I wait for him to continue, but of course, he doesn’t. Apparently, that’s all he’s got to say on the subject of his near-indictment.

“Why didn’t you push for the investigation to continue after your parents died?”

He lifts one shoulder, a half shrug, and says, “All I wanted to do was forget. Your mother and I…we were traumatized. I’m certain it was at the root of all her problems later. Mine as well. We probably never should have gotten married. There’s a term for it now—trauma bonding.” He sighs. “My thinking at the time was that nothing would bring them back.
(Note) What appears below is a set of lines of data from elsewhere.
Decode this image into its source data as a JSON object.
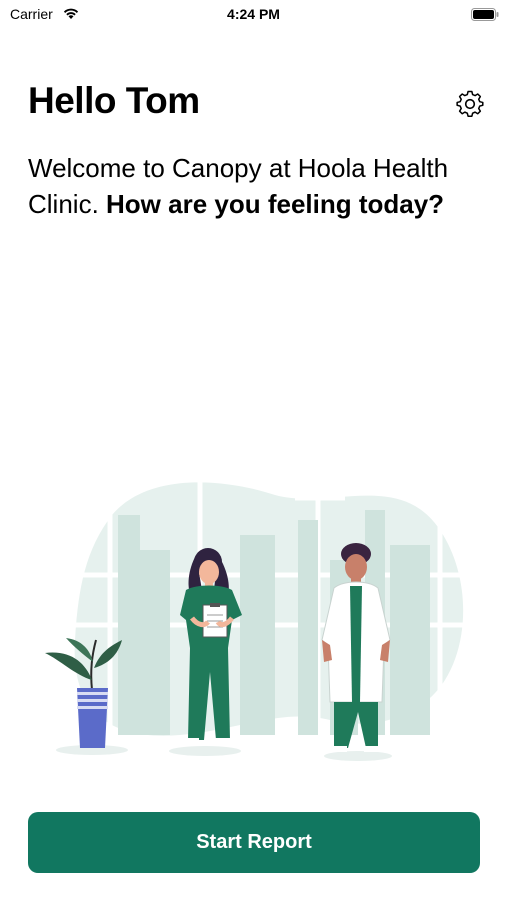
{
  "status_bar": {
    "carrier": "Carrier",
    "time": "4:24 PM"
  },
  "header": {
    "greeting": "Hello Tom",
    "settings_icon": "gear-icon"
  },
  "welcome": {
    "intro": "Welcome to Canopy at Hoola Health Clinic. ",
    "question": "How are you feeling today?"
  },
  "illustration": {
    "description_icon": "clinic-illustration"
  },
  "actions": {
    "start_report_label": "Start Report"
  },
  "colors": {
    "accent": "#117760",
    "illustration_bg": "#e3efec",
    "scrub_green": "#1f7a5a",
    "pot_blue": "#5b6bc9"
  }
}
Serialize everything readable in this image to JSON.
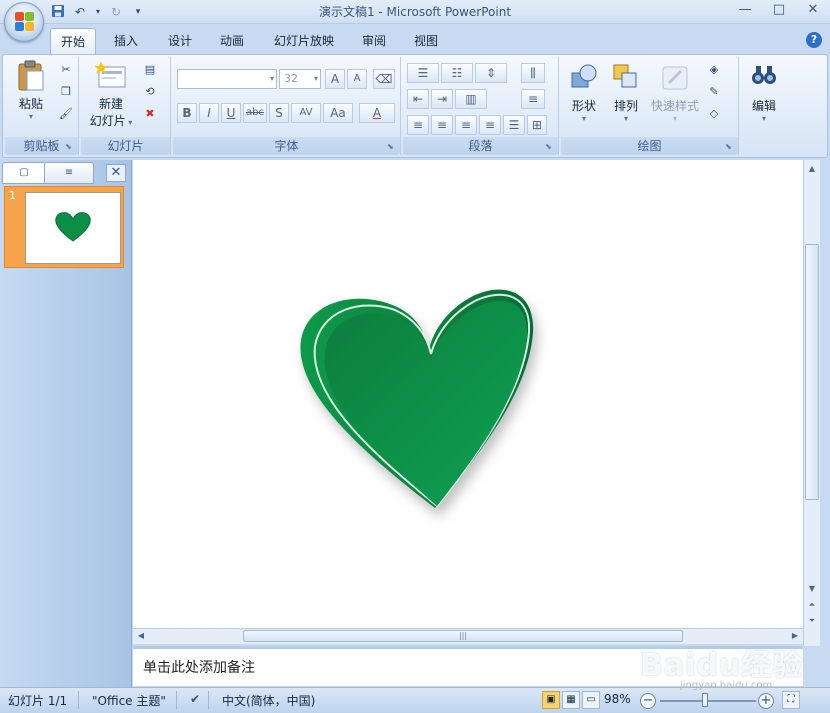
{
  "app": {
    "title": "演示文稿1 - Microsoft PowerPoint",
    "accent": "#2d6ec8"
  },
  "quick_access": {
    "items": [
      "save-icon",
      "undo-icon",
      "redo-icon",
      "customize-icon"
    ],
    "redo_symbol": "↻",
    "undo_symbol": "↶"
  },
  "window_controls": {
    "minimize": "—",
    "maximize": "□",
    "close": "✕"
  },
  "ribbon": {
    "tabs": [
      {
        "label": "开始",
        "active": true
      },
      {
        "label": "插入"
      },
      {
        "label": "设计"
      },
      {
        "label": "动画"
      },
      {
        "label": "幻灯片放映"
      },
      {
        "label": "审阅"
      },
      {
        "label": "视图"
      }
    ],
    "help": "?",
    "groups": {
      "clipboard": {
        "label": "剪贴板",
        "paste": "粘贴"
      },
      "slides": {
        "label": "幻灯片",
        "new_slide_line1": "新建",
        "new_slide_line2": "幻灯片"
      },
      "font": {
        "label": "字体",
        "font_name": "",
        "font_size": "32",
        "grow": "A",
        "shrink": "A",
        "bold": "B",
        "italic": "I",
        "underline": "U",
        "strike": "abc",
        "shadow": "S",
        "spacing": "AV",
        "case": "Aa",
        "color": "A"
      },
      "paragraph": {
        "label": "段落"
      },
      "drawing": {
        "label": "绘图",
        "shapes": "形状",
        "arrange": "排列",
        "quick_styles": "快速样式"
      },
      "editing": {
        "label": "编辑"
      }
    }
  },
  "slides_panel": {
    "tab_slides": "▢",
    "tab_outline": "≡",
    "close": "✕",
    "thumbnails": [
      {
        "number": "1"
      }
    ]
  },
  "slide": {
    "shape": "heart",
    "fill_color": "#0a8f45",
    "edge_color": "#06703a"
  },
  "notes": {
    "placeholder": "单击此处添加备注"
  },
  "status": {
    "slide": "幻灯片 1/1",
    "theme": "\"Office 主题\"",
    "language": "中文(简体，中国)",
    "zoom": "98%",
    "zoom_minus": "−",
    "zoom_plus": "+"
  },
  "watermark": {
    "brand": "Baidu经验",
    "url": "jingyan.baidu.com"
  }
}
My parents believed it was the man who’d given Poppy that ride home the weekend before. Who’d come back for the carnival, followed her to the house, and Danny got in the way. And that person was long gone.”

I cut my gaze toward Alma and lower my voice. “Here’s what I’m wondering.” I pause, trying to find a way to word my question so that he doesn’t feel attacked. “In all the articles I read, no one—and I mean no one—ever mentioned Danny as unstable or volatile. The only place I’ve ever heard that is from you.”

“Because no one outside of the family ever saw it,” he says. “And you’re the first person I’ve ever told.”

I think about how convenient it is that there isn’t anyone left of his family to corroborate this for him. It’s time for me to finally ask him about what he thinks Danny did to their sister. But what he says next sucks all the air from my lungs and renders my question obsolete. “Danny was a lot of things to me—hero and abuser—but I could never figure out how to suggest he could have been a killer.”